Therapeutic effects of survivin dominant negative mutant in a mouse model of prostate cancer

Pan, Li
Peng, Xing-Chen
Leng, Fei
Yuan, Qing-Zhong
Shan, Yan
Yu, Dan-Dan
Li, Zhi-Yong
Chen, Xiang
Xiao, Wen-Jing
Wen, Yuan
Ma, Tian-Tai
Yang, Li
Mao, Yong-Qiu
Yang, Han-Shuo
Wei, Yu-Quan
Wang, Chun-Ting

¹State Key Laboratory of Biotherapy and Cancer Center, West China Hospital, West China Medical School, Sichuan University, Keyuan Road 4, Chengdu, Sichuan, People's Republic of China
²State Key Laboratory of Biotherapy, West China Hospital, School of Life Science, Sichuan University, Chengdu, Sichuan, People's Republic of China

Received: 30 October 2009/Accepted: 19 February 2010/Published online: 9 March 2010

L. Pan, X.-C. Peng and F. Leng have equally contributed to the present study.

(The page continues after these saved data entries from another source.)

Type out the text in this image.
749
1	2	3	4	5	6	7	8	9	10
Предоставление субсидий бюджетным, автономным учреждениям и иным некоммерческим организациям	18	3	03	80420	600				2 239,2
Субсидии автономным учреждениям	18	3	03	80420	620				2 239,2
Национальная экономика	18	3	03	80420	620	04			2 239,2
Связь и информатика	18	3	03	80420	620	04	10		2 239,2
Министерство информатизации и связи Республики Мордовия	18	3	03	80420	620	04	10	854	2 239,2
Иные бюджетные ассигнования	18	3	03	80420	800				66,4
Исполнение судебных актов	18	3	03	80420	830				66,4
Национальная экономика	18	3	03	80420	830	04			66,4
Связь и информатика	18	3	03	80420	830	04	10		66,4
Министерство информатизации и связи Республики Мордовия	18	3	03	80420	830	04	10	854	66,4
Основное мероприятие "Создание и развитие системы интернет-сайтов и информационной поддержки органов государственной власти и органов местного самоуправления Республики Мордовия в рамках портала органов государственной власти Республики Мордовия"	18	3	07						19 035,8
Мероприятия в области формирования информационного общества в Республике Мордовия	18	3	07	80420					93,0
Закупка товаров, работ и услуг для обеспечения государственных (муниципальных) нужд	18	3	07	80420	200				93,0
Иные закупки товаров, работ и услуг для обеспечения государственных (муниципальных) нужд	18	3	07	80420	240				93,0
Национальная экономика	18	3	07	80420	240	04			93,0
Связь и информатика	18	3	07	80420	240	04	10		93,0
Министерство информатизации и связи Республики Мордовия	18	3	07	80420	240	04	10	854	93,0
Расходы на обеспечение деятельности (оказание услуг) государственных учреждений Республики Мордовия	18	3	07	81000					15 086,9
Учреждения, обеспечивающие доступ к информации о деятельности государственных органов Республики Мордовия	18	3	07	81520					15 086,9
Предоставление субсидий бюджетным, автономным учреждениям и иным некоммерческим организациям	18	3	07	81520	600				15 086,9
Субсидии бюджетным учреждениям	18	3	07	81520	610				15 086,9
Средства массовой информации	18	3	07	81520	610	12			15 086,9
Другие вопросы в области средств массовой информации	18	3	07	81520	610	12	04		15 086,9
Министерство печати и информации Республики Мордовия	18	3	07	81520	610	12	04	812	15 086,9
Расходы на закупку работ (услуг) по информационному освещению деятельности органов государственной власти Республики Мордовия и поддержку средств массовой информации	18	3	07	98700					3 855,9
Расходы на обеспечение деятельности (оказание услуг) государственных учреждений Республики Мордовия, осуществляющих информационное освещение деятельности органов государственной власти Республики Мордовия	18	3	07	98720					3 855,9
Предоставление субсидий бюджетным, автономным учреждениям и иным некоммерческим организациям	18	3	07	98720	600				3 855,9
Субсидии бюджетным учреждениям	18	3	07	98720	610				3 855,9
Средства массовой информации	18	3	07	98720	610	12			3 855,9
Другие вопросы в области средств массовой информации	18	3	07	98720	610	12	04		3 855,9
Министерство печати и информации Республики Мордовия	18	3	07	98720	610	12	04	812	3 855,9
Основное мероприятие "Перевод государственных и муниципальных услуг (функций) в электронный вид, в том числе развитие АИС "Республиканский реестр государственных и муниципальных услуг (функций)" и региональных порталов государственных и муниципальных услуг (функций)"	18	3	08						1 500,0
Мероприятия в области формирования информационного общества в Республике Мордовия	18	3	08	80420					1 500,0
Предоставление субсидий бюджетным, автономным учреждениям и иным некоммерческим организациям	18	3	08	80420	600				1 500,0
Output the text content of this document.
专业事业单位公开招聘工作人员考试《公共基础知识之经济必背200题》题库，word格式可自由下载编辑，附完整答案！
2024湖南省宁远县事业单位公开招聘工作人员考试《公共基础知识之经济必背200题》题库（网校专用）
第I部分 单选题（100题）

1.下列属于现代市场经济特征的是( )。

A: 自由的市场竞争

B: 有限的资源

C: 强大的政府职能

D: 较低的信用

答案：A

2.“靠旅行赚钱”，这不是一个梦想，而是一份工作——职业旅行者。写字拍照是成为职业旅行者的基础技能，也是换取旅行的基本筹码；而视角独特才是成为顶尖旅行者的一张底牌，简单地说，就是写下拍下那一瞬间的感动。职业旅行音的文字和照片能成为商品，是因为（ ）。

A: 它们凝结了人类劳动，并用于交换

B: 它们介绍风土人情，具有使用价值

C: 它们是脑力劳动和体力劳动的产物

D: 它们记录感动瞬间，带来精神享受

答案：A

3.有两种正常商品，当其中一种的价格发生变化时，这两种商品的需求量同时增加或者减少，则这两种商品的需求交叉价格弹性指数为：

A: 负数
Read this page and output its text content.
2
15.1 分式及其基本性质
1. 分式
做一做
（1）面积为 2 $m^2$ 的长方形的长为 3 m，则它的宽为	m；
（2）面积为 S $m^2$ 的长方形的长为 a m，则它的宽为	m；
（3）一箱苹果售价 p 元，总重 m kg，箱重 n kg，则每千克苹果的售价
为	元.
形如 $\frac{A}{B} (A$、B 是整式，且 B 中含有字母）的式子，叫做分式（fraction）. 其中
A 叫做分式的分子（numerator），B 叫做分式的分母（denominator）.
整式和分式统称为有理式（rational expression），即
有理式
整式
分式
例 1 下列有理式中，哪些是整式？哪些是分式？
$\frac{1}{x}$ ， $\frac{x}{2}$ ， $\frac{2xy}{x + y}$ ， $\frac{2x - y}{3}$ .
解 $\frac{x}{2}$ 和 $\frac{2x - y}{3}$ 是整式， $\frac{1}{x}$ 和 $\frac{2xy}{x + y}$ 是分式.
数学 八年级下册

Journal of Cancer Research and Clinical Oncology 137(1):p 19-28, January 2011. | DOI: 10.1007/s00432-010-0855-2

Abstract

Purpose

Patients with localized prostate cancer can usually achieve initial response to conventional treatment. However, most of them will inevitably progress to advanced disease stage. There is a clear need to develop innovative and effective therapeutics for prostate cancer. Mouse survivin T34A (mS-T34A) is a phosphorylation-defective Thr34 → Ala dominant negative mutant, which represents a potential promising target for cancer gene therapy. This study was designed to determine whether mS-T34A plasmid encapsuled by DOTAP-chol liposome (Lip-mS) has the anti-tumor activity against prostate cancer, if so, to further investigate the possible mechanisms.

Methods

In vitro, TRAMP-C1 cells were transfected with Lip-mS and examined for apoptosis by PI staining and flow cytometric analysis. In vivo, subcutaneous prostate cancer models were established in C57BL/6 mice, which were randomly assigned into three groups to receive i.v. administrations of Lip-mS, pVITRO2-null plasmid complexed with DOTAP-chol liposome (Lip-null) or normal saline every 2 days for eight doses. Tumor volume was measured. Tumor tissues were inspected for apoptosis by TUNEL assay. Microvessel density (MVD) was determined by CD31 immunohistochemistry. Alginate-encapsulated tumor cell test was conducted to evaluate the treatment effect on angiogenesis.

Results

Administration of Lip-mS resulted in significant inhibition in the growth of mouse TRAMP-C1 tumors. The anti-tumor response was associated with increased tumor cell apoptosis and decreased microvessel density.

Conclusions

The present study may be of importance in the exploration of the potential application of Lip-mS in the treatment of a broad spectrum of tumors.